Hay un tercer campo donde se intenta también sustituir la Historia por un relato falaz. Se trata del empeño del nacionalismo separatista y del terrorismo, para presentar una especie de reversión histórica, justificativa de sus actuaciones. La esquizofrenia en estos casos, con el apoyo de complicidades indecentes, alcanza cotas de inmoralidad sólo posibles en el marco de degradación, lógica y ética, que hemos descrito. Pero, más allá de sus objetivos inmediatos, no se podrá construir ningún proyecto común sobre tales aberraciones.

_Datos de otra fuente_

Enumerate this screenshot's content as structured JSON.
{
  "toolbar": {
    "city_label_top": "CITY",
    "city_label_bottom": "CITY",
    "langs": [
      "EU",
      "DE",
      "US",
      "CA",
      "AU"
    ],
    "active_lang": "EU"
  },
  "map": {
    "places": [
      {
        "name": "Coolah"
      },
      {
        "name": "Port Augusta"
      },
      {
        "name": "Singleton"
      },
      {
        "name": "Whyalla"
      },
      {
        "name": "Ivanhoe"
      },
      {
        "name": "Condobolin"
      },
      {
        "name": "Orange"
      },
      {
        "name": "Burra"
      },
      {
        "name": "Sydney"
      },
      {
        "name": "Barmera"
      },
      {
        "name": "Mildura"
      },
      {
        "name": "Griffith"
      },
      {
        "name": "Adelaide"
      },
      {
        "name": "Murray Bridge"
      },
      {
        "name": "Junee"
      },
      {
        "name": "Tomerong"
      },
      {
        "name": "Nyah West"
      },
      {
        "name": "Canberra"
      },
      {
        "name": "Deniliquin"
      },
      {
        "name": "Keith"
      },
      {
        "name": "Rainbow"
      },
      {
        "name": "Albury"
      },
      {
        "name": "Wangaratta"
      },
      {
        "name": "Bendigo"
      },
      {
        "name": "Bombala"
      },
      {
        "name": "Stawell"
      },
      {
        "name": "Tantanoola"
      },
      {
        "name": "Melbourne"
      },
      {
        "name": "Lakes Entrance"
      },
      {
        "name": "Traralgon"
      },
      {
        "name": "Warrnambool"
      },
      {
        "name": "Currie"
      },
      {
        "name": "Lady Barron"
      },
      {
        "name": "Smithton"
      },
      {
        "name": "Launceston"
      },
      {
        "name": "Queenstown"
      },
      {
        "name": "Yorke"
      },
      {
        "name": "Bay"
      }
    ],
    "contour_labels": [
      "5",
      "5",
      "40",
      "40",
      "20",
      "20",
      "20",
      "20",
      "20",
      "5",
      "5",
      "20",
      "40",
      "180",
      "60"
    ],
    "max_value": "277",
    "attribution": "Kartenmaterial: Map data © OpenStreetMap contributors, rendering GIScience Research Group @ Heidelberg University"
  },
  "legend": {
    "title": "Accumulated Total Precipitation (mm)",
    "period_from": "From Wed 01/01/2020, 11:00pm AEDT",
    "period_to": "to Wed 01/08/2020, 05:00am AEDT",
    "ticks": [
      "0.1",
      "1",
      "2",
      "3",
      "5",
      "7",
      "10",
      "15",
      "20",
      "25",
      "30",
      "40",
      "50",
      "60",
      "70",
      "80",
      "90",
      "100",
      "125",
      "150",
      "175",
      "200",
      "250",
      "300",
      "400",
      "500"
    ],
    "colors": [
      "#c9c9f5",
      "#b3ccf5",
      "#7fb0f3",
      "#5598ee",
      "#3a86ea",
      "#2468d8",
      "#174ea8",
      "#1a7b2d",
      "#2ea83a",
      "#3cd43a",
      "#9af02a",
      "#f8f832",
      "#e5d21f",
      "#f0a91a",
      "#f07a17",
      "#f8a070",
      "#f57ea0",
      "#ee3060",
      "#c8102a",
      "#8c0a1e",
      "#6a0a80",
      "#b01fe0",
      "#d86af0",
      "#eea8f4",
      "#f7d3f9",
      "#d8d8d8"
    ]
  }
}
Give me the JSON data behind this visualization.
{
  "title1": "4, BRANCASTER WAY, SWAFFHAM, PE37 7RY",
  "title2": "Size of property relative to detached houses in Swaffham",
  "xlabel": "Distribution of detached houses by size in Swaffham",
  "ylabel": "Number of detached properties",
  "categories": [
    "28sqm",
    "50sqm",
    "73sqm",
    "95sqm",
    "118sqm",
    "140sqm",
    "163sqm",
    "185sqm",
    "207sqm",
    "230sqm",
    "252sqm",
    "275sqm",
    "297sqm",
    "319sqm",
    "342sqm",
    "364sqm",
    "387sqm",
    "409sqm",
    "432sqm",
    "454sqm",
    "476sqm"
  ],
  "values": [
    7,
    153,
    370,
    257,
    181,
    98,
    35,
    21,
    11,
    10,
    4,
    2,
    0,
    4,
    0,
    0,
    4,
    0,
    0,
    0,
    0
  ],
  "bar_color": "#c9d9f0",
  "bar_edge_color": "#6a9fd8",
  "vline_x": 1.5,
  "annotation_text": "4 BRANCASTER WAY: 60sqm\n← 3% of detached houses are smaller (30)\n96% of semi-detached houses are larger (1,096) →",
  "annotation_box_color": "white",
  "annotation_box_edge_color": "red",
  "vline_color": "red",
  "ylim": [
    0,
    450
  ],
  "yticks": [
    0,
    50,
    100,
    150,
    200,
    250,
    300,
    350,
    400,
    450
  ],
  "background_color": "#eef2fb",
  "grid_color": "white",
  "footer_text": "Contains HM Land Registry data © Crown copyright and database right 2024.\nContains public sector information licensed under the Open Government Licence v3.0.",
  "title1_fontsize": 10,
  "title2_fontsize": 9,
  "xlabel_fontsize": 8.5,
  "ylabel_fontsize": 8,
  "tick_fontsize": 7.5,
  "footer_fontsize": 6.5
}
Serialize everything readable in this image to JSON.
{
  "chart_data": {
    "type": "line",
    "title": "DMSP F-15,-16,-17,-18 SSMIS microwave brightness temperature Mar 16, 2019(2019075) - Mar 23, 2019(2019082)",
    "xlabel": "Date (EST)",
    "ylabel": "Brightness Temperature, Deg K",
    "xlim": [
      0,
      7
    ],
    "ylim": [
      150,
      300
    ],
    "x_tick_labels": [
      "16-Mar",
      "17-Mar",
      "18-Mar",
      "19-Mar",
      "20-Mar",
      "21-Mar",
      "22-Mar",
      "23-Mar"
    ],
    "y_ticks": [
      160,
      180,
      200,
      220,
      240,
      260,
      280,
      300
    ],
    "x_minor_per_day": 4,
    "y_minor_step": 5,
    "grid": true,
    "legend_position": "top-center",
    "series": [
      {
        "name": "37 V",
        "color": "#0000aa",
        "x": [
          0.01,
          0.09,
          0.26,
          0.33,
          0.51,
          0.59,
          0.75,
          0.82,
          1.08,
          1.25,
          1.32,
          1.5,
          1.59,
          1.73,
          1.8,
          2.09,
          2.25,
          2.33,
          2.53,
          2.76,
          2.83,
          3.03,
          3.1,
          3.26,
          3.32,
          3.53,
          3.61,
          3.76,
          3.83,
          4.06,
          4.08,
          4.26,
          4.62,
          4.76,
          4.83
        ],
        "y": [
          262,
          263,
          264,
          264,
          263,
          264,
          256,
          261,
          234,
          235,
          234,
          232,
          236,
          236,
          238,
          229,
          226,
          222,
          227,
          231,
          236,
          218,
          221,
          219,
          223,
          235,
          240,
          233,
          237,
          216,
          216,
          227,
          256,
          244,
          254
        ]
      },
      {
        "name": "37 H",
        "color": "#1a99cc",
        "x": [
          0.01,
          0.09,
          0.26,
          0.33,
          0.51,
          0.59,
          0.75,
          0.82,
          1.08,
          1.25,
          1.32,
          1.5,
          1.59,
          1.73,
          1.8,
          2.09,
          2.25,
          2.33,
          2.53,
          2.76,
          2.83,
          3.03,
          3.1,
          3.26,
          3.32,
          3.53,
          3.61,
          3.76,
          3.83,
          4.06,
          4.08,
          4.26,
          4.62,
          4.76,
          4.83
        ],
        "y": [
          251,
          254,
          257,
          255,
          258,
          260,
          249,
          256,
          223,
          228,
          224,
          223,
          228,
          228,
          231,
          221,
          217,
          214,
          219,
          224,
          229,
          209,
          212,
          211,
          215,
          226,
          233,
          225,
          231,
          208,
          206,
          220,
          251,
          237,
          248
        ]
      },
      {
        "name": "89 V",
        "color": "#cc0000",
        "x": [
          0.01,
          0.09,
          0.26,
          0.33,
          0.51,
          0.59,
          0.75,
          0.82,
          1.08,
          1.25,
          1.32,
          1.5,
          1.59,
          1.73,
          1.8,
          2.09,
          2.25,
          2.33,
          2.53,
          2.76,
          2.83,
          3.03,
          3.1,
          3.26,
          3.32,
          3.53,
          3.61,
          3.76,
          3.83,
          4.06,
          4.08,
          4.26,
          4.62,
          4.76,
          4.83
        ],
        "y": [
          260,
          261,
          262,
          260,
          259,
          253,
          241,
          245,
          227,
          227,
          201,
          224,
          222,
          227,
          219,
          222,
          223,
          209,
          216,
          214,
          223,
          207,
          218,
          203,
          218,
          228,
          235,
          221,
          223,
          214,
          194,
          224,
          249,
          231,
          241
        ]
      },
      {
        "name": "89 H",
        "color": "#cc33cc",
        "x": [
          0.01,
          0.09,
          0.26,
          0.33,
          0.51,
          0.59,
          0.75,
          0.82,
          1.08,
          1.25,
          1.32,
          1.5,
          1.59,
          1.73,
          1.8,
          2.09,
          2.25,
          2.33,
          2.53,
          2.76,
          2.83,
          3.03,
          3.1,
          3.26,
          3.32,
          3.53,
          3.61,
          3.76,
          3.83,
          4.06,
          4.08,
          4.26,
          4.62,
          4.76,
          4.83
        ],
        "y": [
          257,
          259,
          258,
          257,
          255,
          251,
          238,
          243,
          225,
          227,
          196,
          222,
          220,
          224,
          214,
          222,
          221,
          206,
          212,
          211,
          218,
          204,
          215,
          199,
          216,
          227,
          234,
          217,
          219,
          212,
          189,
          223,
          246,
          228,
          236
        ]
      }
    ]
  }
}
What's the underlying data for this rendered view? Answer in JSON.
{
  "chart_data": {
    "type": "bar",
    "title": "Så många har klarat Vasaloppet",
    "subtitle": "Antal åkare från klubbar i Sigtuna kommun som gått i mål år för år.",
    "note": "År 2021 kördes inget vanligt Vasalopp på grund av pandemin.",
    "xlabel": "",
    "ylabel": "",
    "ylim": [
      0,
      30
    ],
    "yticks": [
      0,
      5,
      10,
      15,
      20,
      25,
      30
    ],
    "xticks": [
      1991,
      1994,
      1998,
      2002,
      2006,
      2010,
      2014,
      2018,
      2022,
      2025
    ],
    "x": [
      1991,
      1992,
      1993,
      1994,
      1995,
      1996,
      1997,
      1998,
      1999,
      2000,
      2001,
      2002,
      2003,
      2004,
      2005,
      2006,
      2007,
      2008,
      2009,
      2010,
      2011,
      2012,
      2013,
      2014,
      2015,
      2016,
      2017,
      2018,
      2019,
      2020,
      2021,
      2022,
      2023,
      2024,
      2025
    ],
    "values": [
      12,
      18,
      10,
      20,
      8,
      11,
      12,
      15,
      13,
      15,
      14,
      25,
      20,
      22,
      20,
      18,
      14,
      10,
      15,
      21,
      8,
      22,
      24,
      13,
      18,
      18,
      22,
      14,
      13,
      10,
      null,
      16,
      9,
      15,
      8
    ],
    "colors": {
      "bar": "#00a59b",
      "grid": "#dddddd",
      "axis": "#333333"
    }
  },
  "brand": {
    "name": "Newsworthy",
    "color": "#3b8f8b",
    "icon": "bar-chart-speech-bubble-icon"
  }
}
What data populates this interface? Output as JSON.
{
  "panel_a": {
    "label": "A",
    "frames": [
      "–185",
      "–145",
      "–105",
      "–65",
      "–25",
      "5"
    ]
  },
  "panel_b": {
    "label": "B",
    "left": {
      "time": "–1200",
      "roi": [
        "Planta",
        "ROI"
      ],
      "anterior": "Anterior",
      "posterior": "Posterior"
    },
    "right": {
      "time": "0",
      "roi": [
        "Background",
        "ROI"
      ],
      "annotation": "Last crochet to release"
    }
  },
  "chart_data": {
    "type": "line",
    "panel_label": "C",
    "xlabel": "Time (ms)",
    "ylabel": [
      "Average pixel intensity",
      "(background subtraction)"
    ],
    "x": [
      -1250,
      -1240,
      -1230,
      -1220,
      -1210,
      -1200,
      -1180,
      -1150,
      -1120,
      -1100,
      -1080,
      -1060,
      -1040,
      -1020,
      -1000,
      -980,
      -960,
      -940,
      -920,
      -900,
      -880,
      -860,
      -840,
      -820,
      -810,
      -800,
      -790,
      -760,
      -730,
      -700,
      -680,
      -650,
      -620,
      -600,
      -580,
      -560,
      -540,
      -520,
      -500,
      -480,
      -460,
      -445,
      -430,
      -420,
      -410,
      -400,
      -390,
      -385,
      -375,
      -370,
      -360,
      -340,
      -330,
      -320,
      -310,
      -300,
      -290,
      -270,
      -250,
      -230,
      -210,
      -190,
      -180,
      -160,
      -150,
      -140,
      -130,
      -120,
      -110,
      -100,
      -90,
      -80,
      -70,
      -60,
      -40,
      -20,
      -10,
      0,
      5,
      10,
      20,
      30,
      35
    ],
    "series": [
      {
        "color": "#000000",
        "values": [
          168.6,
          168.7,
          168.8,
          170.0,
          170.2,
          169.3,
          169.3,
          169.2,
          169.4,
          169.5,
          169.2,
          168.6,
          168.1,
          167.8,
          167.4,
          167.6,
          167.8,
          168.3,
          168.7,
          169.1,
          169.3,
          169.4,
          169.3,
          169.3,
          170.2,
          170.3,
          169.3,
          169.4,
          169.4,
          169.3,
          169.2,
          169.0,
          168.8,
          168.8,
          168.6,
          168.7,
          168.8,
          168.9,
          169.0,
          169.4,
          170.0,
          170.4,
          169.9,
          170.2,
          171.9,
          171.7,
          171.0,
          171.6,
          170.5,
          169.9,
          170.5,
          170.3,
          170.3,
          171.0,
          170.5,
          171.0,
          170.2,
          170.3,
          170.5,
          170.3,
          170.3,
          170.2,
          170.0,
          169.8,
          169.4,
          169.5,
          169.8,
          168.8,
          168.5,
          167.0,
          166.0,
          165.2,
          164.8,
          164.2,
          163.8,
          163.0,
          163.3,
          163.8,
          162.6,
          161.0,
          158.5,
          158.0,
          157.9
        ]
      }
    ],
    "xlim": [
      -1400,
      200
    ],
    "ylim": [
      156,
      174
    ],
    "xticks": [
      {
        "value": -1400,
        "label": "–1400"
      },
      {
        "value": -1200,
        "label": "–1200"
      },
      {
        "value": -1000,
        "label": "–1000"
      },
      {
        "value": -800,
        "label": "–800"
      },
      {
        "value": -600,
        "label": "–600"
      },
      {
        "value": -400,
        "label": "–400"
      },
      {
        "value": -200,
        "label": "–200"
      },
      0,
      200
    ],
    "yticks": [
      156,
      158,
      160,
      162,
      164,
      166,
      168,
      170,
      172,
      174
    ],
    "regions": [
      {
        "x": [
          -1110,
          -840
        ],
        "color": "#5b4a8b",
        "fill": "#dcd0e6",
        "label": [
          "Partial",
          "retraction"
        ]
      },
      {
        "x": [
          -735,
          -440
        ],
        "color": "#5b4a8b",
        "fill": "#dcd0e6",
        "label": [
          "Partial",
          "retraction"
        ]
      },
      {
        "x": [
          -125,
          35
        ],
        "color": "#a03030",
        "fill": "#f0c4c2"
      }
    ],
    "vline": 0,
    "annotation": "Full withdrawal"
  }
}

Retomando la propuesta formulada por Camus, el historiador se habría encontrado entonces con el hombre capaz de reivindicar la superación de sus propios límites. Un ser histórico que proyectaba el pasado vivo sobre el presente; abierto al futuro, capaz de rebelarse contra lo incomprensible de su condición. Hoy sería más difícil aún la comprensión del presente y del pasado, inscrito en este caso, en la segunda mitad del Novecientos y en el primer cuarto del siglo XXI. Muchas han sido, al igual que en el marco cronológico acotado por Camus, las doctrinas y movimientos que se han sucedido desde aquellas fechas. Por eso ahora, sería también la hora de los historiadores. Incapaces de «explicar» los avatares que han conducido hasta el hombre «conformista», más dado a la aceptación irracional que a buscar respuestas racionales a las cuestiones que le afectan. Pero sí a que se comprenda quiénes acaban beneficiándose de ello.